Desde el 1° de julio, el Gobierno de Javier Milei restablecerá las alícuotas plenas a las retenciones de soja, maíz, sorgo y girasol. La medida, que excluye al trigo y la cebada, busca reforzar la recaudación fiscal y podría generar ingresos adicionales de hasta US$1000 millones.
El Ejecutivo nacional confirmó que a partir del 1° de julio regresarán las alícuotas completas en los derechos de exportación para los principales cultivos de verano: soja, maíz, sorgo y girasol. Esta decisión, que excluye al trigo y la cebada —beneficiados con una prórroga de la reducción impositiva hasta 2026—, tiene como objetivo incrementar la recaudación fiscal.
De acuerdo con estimaciones privadas, el retorno a las alícuotas anteriores podría significar ingresos adicionales de entre US$900 y US$1040 millones para el Estado, siempre que se mantenga el actual volumen de granos sin comercializar.

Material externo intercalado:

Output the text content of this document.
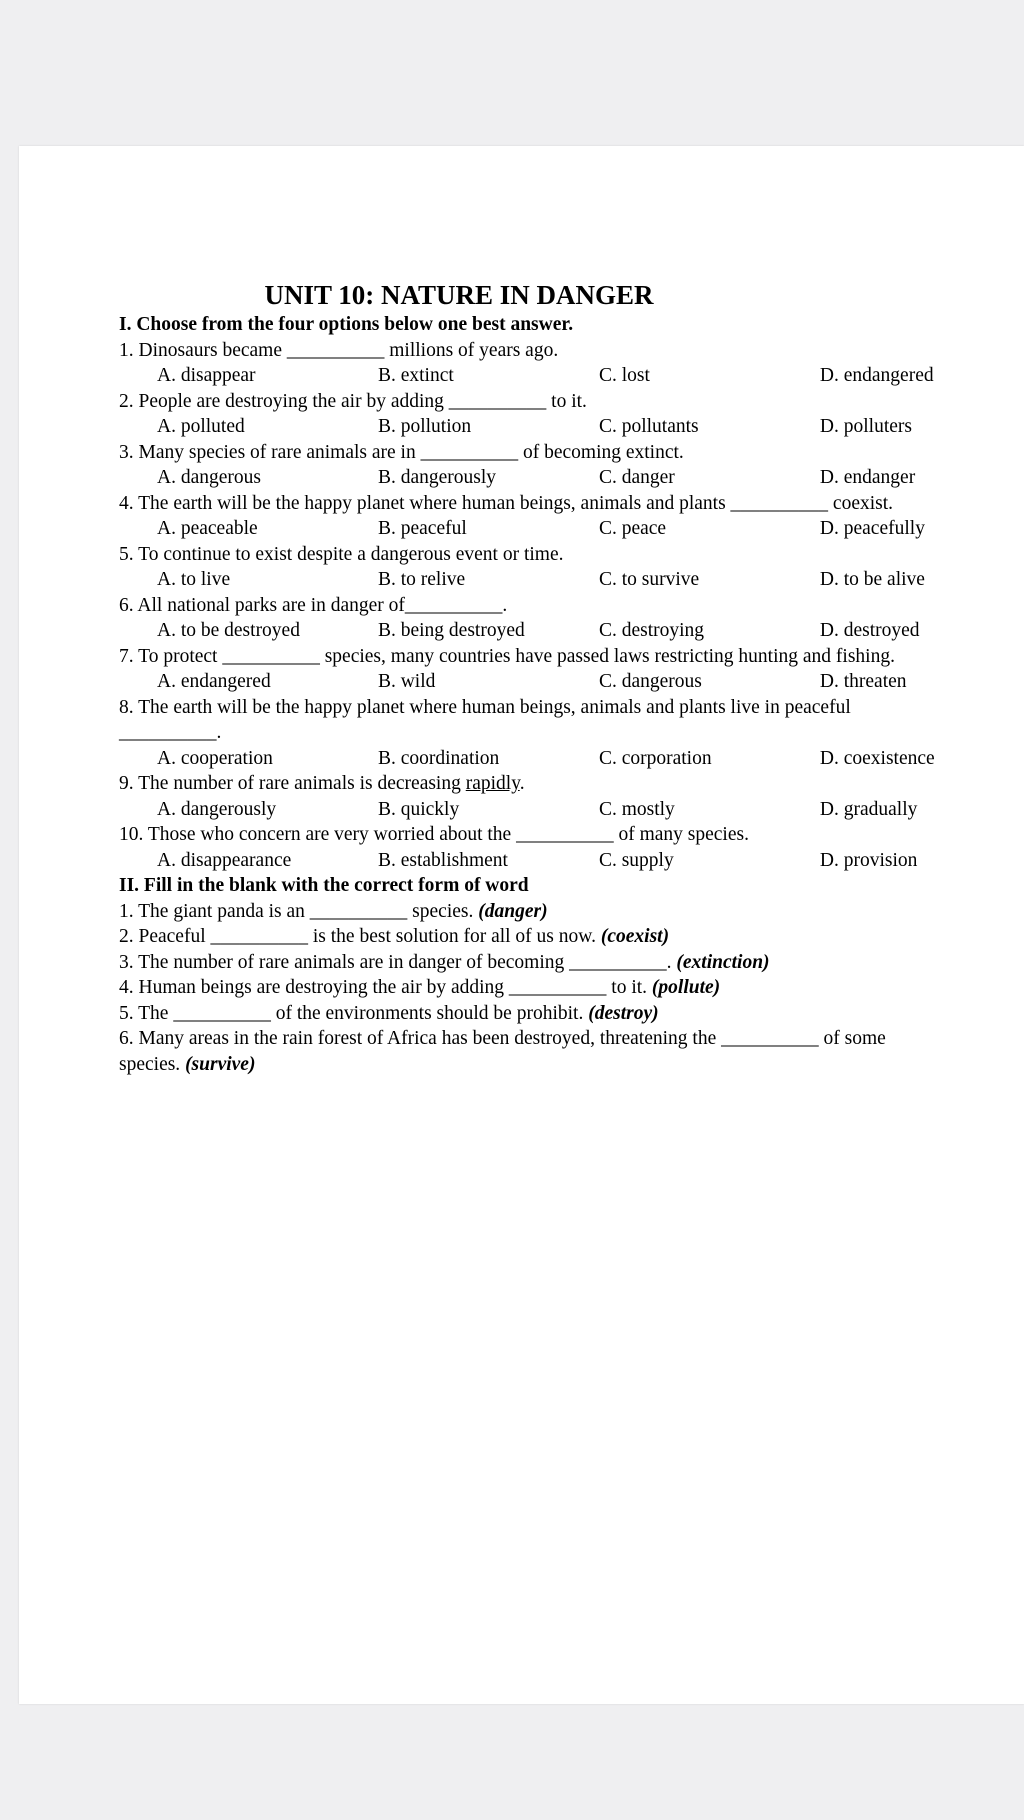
UNIT 10: NATURE IN DANGER
I. Choose from the four options below one best answer.
1. Dinosaurs became __________ millions of years ago.
A. disappear	B. extinct	C. lost	D. endangered
2. People are destroying the air by adding __________ to it.
A. polluted	B. pollution	C. pollutants	D. polluters
3. Many species of rare animals are in __________ of becoming extinct.
A. dangerous	B. dangerously	C. danger	D. endanger
4. The earth will be the happy planet where human beings, animals and plants __________ coexist.
A. peaceable	B. peaceful	C. peace	D. peacefully
5. To continue to exist despite a dangerous event or time.
A. to live	B. to relive	C. to survive	D. to be alive
6. All national parks are in danger of__________.
A. to be destroyed	B. being destroyed	C. destroying	D. destroyed
7. To protect __________ species, many countries have passed laws restricting hunting and fishing.
A. endangered	B. wild	C. dangerous	D. threaten
8. The earth will be the happy planet where human beings, animals and plants live in peaceful
__________.
A. cooperation	B. coordination	C. corporation	D. coexistence
9. The number of rare animals is decreasing rapidly.
A. dangerously	B. quickly	C. mostly	D. gradually
10. Those who concern are very worried about the __________ of many species.
A. disappearance	B. establishment	C. supply	D. provision
II. Fill in the blank with the correct form of word
1. The giant panda is an __________ species. (danger)
2. Peaceful __________ is the best solution for all of us now. (coexist)
3. The number of rare animals are in danger of becoming __________. (extinction)
4. Human beings are destroying the air by adding __________ to it. (pollute)
5. The __________ of the environments should be prohibit. (destroy)
6. Many areas in the rain forest of Africa has been destroyed, threatening the __________ of some
species. (survive)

Según la analista Lorena D’Angelo, del grupo AZ, el 85% del ingreso adicional provendría del complejo sojero. La soja pasará del 26% actual al 33% en retenciones, el maíz y el sorgo del 9,5% al 12%, y el girasol del 5,5% al 7%.
Actualmente, quedarían sin vender unas 34,5 millones de toneladas de soja y 35,7 millones de maíz, aunque se espera una disminución de esos volúmenes a medida que se acerque el cambio de régimen.
Pese al incentivo fiscal que representa para el Estado, expertos del sector agropecuario advierten que el aumento en las retenciones podría frenar las ventas. “Después del 1° de julio, muchos productores podrían optar por no vender”, alertó D’Angelo.
El analista Gustavo López coincidió en el diagnóstico y señaló que el efecto será aún más sensible si caen los precios internacionales. Actualmente, el maíz cotiza a US$188, pero en julio podría bajar a US$178 por la oferta brasileña. En el caso de la soja, aunque el precio proyectado sube de US$275 a US$285, el impacto de la retención al 33% representa una pérdida de US$28 por tonelada.
El productor y economista Néstor Roulet calculó que el nuevo esquema implicaría una pérdida total de US$970 millones para el agro. De ese total, US$825 millones corresponderían a la soja y US$145 millones al maíz. Como contrapartida, el trigo obtendría un beneficio de US$100 millones por la continuidad de la alícuota reducida al 9,5%.
En términos netos, esto representa una transferencia de US$870 millones desde el campo al Estado. Roulet también criticó al presidente Javier Milei por incumplir su promesa de campaña de eliminar las retenciones: “Cuando uno esperaba que desaparecieran, vuelven a subir”, señaló.